First, the input image is transformed from BGRA color space to gray scale. Next, the images are fed to the HornSchunck container node to compute optical flow. The estimated flow is then converted to color using the Flow2RGBA compute node, and finally, the RGBA output is converted to BGRA to proper rendering in the window opened by OpenCV.

Difference 3: calculators as code vs. nodes as data

In Mediapipe, every Calculator must be compiled and integrated into the binary at build time, thus requiring rebuilding every time a new Calculator must be added or modified.

Lluvia describes nodes as a pair of Lua and GLSL (for ComputeNode) files that are compiled and packaged into a node library as a .zip file.
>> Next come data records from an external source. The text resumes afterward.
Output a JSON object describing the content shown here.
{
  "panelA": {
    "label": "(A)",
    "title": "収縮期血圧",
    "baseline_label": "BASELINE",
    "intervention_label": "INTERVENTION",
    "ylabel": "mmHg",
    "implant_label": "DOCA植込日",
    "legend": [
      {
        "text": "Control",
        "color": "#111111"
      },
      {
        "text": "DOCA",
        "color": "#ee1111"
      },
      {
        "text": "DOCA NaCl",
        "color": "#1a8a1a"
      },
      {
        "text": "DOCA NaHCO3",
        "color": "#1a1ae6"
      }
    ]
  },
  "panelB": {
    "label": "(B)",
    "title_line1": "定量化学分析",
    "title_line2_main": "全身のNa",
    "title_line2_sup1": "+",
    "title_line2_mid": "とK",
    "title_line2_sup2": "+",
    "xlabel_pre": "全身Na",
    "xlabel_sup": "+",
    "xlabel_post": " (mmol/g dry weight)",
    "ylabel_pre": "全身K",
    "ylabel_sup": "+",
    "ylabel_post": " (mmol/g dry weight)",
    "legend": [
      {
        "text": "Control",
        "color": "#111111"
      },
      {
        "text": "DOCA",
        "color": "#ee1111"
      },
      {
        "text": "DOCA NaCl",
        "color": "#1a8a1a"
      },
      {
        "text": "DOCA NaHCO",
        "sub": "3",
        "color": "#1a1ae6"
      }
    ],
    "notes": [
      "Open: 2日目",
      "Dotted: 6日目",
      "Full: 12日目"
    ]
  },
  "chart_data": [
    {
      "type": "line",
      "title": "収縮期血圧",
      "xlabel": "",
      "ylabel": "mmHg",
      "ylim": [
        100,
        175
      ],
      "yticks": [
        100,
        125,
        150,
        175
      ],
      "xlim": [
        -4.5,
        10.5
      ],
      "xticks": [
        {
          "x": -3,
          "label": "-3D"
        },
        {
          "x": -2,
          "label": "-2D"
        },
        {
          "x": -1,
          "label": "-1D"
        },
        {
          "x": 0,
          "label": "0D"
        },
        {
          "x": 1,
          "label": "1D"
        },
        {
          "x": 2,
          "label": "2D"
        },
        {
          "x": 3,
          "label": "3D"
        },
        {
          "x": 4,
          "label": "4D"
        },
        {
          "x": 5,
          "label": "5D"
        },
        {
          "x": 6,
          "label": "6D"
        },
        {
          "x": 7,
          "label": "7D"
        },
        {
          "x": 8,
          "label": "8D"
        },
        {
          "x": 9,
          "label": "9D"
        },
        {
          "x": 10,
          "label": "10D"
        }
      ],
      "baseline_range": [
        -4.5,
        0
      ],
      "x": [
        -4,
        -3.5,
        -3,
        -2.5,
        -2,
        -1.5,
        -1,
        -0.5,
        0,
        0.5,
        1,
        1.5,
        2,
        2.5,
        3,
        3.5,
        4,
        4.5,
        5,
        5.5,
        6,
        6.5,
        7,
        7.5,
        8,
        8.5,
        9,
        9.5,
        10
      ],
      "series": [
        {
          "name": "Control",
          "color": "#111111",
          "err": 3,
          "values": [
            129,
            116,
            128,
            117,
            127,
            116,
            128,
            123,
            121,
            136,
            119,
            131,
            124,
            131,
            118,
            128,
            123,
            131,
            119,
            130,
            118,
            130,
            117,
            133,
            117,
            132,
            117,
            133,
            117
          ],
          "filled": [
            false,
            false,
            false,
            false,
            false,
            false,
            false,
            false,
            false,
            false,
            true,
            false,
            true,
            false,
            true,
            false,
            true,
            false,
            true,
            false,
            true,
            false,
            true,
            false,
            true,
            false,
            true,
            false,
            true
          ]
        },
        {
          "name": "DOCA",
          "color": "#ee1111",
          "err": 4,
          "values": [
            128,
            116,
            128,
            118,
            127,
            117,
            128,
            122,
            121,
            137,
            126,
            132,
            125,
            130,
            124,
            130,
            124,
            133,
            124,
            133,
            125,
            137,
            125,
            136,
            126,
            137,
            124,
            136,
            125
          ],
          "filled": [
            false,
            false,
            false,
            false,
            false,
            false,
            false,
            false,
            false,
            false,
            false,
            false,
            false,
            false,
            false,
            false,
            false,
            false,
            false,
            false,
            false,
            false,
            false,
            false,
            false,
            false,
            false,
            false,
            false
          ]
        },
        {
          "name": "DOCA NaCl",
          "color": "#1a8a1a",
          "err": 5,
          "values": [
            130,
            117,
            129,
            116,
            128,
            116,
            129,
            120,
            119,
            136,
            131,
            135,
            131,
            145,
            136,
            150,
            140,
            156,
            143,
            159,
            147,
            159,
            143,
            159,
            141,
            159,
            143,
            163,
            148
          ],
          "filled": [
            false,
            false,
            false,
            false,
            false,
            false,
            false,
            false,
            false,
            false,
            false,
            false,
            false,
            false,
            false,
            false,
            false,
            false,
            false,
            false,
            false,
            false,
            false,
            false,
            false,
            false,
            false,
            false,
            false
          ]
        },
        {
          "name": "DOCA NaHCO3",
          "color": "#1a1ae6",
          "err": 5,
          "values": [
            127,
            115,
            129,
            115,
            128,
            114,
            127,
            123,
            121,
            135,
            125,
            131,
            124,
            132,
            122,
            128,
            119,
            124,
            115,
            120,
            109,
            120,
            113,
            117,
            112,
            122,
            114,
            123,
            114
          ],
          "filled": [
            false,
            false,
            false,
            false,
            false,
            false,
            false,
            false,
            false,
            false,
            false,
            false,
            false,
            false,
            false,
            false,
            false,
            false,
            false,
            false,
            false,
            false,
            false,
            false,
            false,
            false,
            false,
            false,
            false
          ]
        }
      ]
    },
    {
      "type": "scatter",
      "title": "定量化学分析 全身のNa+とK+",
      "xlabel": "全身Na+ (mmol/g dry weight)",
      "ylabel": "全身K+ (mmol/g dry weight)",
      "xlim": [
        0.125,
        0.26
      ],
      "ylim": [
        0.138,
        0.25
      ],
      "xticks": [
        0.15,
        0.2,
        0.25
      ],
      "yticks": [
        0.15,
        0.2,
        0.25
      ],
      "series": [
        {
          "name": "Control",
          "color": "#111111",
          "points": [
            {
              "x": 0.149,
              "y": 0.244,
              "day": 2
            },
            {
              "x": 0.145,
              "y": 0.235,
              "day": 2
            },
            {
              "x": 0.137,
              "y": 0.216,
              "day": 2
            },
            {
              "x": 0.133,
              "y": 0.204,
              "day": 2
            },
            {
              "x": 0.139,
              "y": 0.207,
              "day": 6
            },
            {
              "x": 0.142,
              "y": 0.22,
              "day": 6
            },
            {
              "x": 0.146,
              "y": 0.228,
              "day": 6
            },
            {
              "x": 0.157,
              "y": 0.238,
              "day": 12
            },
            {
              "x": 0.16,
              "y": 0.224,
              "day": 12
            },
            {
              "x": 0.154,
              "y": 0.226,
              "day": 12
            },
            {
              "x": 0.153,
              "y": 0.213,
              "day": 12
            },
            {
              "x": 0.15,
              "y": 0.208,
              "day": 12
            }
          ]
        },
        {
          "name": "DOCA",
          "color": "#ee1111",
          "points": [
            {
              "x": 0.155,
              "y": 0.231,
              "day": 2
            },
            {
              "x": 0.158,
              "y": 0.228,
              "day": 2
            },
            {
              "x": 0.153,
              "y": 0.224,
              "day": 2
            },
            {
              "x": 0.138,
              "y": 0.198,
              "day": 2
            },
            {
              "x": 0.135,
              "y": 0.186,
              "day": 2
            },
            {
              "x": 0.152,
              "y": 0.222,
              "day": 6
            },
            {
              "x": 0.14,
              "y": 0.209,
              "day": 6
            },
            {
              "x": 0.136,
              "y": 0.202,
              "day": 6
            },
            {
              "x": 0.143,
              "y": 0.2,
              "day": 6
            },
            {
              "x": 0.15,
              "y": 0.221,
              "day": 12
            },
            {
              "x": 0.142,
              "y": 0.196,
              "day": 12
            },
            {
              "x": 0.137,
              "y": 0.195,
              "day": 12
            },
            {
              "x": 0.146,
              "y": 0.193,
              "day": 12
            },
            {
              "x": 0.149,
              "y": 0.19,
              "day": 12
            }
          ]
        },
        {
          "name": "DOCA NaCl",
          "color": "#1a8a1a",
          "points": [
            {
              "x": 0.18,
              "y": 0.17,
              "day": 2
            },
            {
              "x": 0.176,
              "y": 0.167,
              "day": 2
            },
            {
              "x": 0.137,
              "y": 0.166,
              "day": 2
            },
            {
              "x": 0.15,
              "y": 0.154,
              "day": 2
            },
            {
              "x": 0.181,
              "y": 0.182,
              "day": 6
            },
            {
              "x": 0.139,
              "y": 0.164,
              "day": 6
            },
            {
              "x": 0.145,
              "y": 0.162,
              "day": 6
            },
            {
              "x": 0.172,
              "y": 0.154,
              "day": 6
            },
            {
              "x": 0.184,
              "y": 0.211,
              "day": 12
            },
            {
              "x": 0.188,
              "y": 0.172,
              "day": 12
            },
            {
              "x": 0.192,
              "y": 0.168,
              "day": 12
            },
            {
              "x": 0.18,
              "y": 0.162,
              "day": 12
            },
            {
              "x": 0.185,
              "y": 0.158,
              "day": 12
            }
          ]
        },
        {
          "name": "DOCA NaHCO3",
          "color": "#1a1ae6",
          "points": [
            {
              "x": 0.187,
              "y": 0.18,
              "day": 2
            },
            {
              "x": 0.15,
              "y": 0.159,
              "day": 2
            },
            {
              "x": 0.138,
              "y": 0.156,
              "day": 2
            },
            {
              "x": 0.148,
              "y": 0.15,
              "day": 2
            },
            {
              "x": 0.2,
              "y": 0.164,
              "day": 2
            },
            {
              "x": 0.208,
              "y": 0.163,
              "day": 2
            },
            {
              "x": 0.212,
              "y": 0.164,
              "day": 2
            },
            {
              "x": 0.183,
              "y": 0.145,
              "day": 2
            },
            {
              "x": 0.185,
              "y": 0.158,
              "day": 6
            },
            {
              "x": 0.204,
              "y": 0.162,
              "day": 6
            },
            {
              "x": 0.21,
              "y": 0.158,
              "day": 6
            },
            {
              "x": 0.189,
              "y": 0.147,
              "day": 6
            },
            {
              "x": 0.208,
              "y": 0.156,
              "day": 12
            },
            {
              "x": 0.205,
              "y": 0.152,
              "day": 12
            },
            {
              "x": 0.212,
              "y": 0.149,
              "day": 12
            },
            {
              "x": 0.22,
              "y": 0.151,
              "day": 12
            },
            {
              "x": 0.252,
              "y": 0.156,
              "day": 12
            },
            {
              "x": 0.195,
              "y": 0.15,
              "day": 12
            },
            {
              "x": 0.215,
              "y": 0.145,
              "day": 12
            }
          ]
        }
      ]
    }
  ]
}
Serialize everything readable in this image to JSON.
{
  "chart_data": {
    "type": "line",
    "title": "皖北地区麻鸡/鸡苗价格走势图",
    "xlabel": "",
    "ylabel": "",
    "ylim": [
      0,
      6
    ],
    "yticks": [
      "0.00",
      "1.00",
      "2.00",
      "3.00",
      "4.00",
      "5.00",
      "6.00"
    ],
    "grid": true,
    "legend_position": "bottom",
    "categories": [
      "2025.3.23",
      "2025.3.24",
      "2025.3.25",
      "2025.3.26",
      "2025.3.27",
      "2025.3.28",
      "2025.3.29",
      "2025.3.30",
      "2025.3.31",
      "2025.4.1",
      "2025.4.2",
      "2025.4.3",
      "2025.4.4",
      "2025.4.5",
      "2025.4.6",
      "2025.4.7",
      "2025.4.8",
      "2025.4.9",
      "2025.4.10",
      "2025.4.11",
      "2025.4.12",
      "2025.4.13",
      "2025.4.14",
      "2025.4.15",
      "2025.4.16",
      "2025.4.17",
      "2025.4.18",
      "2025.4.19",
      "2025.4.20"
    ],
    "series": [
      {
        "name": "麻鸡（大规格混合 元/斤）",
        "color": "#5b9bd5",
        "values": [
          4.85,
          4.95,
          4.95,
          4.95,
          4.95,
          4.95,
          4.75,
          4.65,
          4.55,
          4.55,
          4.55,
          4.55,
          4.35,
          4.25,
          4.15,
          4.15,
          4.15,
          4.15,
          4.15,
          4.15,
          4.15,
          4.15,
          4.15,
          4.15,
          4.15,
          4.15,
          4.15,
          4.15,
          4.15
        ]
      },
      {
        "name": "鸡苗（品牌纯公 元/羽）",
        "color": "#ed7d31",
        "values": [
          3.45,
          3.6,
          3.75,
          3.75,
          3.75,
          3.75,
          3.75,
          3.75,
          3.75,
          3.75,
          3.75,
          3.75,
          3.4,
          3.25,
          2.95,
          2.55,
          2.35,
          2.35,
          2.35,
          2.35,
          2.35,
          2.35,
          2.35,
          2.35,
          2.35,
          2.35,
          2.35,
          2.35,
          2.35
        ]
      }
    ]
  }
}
Once packaged, the library can be imported on any runtime where Lluvia runs. This eases the developer experience as one can develop nodes in a higher-level environment, using Python in a Jupyter notebook for instance, package the nodes in a node library and then use them in any environment (Mediapipe for instance).

Discussion

This article presented the integration of Lluvia into the Mediapipe project. By added the project into Mediapipe, it is possible to leverage the GPU compute-pipeline capabilities of Lluvia to speed up parts of complex Computer Vision applications.

The integrations between thw two projects is achieved through the LluviaCalculator which runs any arbitrary ContainerNode. This calculator is in early stages of development, and feedback is very welcomed. Some immediate improvements include:

Support GPUImageFrame input and output packets. Currently, the calculator only accepts CPU ImageFrame packets, thus introducing some latency while copying data from CPU memory space to the GPU.
Support Mediapipe side packets to send configuration updates to the calculator.
Include more configuration attributes (e.g. node parameters) in the Protobuffer type.

And finally, testing the integration in other platforms such as Android.